Your twenties are supposedly the decade when you're meant to be travelling the world, making memories and having the life-changing experiences that you'll reminisce about for years to come. Our twenties are supposed to be carefree, before the "real" responsibilities – family commitments, mortgage payments and career kick in, so it seems like a good time to globe-trot.
But if you're in your 20s and thinking of taking a big trip, new research suggests you might be better off waiting another decade.
The best age to travel the world and take an adult gap year is apparently 37, according to a survey of 2,000 British people. Travel agent Florida4Less asked what age people believed they'd get the most benefit out of travelling to certain bucket list destinations and the general consensus was their late 30s.
It suggests that travelling and seeing the world when you’re a little more established is more valuable and fulfilling, contrary to the popular concept of taking a gap year before university or in your 20s.
The destinations included were: Rome (Italy), Queenstown (New Zealand), Edinburgh (Scotland), Dublin (Ireland), Venice (Italy), New York (USA), London (England), Budapest (Hungary), Tokyo (Japan), Paris (France), Barcelona (Spain), Amsterdam (the Netherlands), Berlin (Germany), Mexico City (Mexico), Santorini (Greece), Las Vegas (USA), Sydney (Australia), Bangkok (Thailand), Prague (Czech Republic) and Florida (USA).

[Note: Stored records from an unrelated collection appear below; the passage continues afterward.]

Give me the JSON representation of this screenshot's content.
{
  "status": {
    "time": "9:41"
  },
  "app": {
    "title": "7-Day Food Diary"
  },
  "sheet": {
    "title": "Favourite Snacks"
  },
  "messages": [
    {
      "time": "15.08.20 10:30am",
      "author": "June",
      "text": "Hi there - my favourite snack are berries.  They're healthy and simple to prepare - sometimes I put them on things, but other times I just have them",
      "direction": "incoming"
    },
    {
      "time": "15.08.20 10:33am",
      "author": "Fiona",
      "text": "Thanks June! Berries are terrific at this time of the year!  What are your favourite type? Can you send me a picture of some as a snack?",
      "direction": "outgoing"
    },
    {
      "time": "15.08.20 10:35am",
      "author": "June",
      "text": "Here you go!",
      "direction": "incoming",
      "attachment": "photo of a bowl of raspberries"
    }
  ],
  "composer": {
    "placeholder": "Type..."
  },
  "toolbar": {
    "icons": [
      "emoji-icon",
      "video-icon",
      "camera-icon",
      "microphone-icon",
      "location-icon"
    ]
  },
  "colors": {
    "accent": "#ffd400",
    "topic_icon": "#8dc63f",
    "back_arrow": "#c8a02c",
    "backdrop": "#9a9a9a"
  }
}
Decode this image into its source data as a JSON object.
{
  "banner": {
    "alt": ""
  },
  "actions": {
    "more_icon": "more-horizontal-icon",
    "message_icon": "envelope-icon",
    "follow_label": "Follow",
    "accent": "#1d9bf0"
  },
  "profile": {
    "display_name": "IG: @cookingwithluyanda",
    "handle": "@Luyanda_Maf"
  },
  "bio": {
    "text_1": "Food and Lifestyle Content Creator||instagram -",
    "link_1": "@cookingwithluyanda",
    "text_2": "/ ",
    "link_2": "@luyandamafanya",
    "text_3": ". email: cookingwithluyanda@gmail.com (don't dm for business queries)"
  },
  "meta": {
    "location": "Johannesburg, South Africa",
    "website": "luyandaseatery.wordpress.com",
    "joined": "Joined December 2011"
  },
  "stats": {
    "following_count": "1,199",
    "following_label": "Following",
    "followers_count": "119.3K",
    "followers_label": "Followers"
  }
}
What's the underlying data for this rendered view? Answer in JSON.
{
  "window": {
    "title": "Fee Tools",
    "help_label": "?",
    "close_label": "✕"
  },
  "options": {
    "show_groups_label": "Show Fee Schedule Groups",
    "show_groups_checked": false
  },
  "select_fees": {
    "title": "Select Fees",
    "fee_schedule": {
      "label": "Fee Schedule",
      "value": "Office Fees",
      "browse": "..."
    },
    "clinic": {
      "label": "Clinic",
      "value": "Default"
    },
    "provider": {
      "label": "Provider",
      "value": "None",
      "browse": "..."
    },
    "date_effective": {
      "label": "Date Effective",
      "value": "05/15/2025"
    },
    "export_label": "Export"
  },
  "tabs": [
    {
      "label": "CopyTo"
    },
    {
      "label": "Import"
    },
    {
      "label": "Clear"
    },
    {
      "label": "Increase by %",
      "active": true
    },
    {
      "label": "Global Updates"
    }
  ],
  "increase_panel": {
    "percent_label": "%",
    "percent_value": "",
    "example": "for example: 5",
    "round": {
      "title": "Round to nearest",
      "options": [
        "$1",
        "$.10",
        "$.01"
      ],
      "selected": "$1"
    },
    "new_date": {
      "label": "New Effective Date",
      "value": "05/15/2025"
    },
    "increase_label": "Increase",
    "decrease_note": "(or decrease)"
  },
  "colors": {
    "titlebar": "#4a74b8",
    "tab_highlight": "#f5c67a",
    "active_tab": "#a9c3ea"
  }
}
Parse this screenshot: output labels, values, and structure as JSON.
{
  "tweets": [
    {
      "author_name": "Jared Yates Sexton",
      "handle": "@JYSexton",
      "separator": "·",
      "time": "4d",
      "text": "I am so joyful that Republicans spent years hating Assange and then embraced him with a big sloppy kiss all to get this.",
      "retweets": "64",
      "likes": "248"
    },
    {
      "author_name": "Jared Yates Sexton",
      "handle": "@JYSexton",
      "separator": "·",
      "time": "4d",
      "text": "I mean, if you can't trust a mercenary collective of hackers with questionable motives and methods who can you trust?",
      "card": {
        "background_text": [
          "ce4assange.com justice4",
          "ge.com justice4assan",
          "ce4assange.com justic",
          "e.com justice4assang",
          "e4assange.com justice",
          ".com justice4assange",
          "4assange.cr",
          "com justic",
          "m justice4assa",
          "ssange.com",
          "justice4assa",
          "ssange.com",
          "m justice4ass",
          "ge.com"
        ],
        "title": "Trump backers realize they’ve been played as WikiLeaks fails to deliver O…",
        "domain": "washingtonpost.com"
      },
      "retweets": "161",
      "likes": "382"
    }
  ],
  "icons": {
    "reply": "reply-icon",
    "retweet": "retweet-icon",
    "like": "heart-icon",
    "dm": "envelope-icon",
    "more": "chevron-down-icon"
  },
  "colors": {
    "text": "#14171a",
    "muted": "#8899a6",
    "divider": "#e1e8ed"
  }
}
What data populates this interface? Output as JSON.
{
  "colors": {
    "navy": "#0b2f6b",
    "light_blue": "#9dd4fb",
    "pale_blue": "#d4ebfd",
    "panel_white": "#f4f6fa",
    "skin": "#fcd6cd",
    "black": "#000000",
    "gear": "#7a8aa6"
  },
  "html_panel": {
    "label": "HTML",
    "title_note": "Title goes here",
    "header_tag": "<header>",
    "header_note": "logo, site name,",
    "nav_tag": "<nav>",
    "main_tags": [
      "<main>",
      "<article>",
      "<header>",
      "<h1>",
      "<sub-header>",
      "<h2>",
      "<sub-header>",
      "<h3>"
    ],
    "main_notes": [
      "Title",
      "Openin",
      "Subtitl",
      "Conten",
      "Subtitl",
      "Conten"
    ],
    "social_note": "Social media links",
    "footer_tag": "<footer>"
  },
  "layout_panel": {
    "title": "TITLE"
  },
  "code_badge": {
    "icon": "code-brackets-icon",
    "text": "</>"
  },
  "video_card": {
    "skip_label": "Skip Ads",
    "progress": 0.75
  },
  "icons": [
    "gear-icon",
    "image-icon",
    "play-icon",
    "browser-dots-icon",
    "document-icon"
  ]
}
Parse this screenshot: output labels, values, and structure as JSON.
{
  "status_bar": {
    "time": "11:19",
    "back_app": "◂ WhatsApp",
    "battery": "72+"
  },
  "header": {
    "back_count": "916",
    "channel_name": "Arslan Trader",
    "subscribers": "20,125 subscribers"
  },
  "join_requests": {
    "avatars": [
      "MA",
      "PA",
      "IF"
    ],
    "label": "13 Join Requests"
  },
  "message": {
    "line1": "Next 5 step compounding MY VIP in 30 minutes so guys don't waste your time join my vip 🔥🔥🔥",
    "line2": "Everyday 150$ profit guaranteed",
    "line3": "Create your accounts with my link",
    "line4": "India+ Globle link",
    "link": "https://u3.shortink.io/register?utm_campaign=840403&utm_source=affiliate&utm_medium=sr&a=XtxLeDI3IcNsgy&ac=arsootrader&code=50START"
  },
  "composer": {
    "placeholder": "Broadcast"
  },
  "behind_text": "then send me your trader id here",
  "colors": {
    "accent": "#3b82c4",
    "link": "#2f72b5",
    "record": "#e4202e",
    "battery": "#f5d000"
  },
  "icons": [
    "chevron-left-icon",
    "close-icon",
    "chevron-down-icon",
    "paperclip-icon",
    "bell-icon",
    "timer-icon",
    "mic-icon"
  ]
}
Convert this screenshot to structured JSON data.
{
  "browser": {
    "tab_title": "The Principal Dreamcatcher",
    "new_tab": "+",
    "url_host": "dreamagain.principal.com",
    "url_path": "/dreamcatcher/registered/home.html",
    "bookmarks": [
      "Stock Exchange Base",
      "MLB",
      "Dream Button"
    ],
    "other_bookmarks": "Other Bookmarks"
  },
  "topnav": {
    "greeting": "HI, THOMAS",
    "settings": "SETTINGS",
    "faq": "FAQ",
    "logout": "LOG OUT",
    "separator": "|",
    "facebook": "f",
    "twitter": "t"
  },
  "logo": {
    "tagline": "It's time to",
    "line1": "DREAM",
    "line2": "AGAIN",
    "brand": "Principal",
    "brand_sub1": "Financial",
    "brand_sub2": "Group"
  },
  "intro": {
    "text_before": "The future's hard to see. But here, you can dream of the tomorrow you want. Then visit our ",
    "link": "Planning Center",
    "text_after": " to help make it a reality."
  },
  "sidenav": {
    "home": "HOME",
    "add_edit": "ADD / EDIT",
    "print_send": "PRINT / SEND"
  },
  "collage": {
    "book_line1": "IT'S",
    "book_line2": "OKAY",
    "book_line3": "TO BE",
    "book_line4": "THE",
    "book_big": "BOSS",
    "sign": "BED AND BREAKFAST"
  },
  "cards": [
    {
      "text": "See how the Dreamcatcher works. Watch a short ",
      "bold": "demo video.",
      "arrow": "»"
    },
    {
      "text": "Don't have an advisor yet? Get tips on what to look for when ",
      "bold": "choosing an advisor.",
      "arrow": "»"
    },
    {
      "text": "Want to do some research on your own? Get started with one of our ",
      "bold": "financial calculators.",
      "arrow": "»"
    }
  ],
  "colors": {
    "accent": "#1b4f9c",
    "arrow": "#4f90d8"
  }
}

The top destinations to visit in your 30s? Amsterdam, Barcelona, New York, Berlin and Florida. According to those surveyed, you're most likely to appreciate Amsterdam's culture and art (the Anne Frank House and galleries such as Rijksmuseum, Van Gogh Museum and Stedelijk Museum) when you're in your early thirties.
People thought New York would be best around 36 with its culture and iconic sights (the Brooklyn Bridge, Statue of Liberty, the Empire State Building and Central Park) proving to be the biggest draws. While Berlin is also best at around the same age and is best loved for its culture, history, street food and flea markets.
According to travel industry insiders, many people in their 20s are taking the opposite tack and travelling more than they otherwise would because they think they have no chance of being able to save for a property anyway and YOLO. But if you're not among them and are feeling the pressure to abandon your 9-to-5 and hop on a plane, don't stress, you might enjoy it even more in a decade's time.